The words hang in the air, and my father's expression goes cold. "Better than me."

"Yeah. Better than the guy who told his daughter to 'toughen up' when she was suicidal. Better than the guy who thinks vulnerability is weakness. Better than the guy who values reputation over actual people."

"I did what was necessary?—"

"You did what was easy. You avoided dealing with real problems by pretending they didn't exist. And you're still doing it." I stand. "I'm not you. I'm never going to be you and if that disappoints you, I don't care anymore."
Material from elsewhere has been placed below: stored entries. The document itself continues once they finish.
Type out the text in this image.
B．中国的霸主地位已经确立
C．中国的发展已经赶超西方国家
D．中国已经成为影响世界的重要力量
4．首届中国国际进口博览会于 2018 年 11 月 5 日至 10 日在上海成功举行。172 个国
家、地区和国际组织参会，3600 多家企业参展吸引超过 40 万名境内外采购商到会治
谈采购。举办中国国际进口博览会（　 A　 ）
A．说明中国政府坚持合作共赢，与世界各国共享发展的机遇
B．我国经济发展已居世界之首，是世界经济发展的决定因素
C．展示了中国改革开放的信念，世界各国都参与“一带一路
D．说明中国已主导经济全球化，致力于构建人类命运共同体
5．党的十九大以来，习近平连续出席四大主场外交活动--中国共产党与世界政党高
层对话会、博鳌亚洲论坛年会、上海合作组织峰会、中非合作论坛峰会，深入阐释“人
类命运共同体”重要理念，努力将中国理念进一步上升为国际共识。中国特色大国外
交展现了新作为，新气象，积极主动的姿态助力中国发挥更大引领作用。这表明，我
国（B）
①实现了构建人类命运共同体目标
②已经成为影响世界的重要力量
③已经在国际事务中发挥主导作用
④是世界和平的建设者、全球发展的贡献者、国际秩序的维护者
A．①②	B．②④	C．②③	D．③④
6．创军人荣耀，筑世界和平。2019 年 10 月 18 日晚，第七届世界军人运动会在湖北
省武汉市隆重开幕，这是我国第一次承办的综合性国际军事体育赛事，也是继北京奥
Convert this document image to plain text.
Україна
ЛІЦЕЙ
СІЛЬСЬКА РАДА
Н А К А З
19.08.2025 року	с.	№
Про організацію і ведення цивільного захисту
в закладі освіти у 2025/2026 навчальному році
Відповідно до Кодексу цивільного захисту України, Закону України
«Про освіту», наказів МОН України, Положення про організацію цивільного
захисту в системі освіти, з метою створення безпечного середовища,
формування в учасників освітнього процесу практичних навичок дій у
I walk out before he can respond. My hands are shaking. I've never talked to my father like that. Never openly defied him. It feels terrifying and liberating in equal measure.

I still can’t believe I did that.

I'm halfway across campus when my phone rings. Maya.

"Please tell me you didn't meet with Dad." Her voice sounds worried.

"I met with him. It went badly."

"How badly?"

"I told him I'm trying to be better than him. Then I walked out."

She's quiet for a moment. "Holy shit, Carter."

"Yeah."

"Are you okay?"

"I don't know. Ask me tomorrow." I stop walking. "He's going to call you. Try to manipulate you into taking his side. Don't answer."

"I never do. You know that." She pauses. "I'm proud of you. For standing up to him."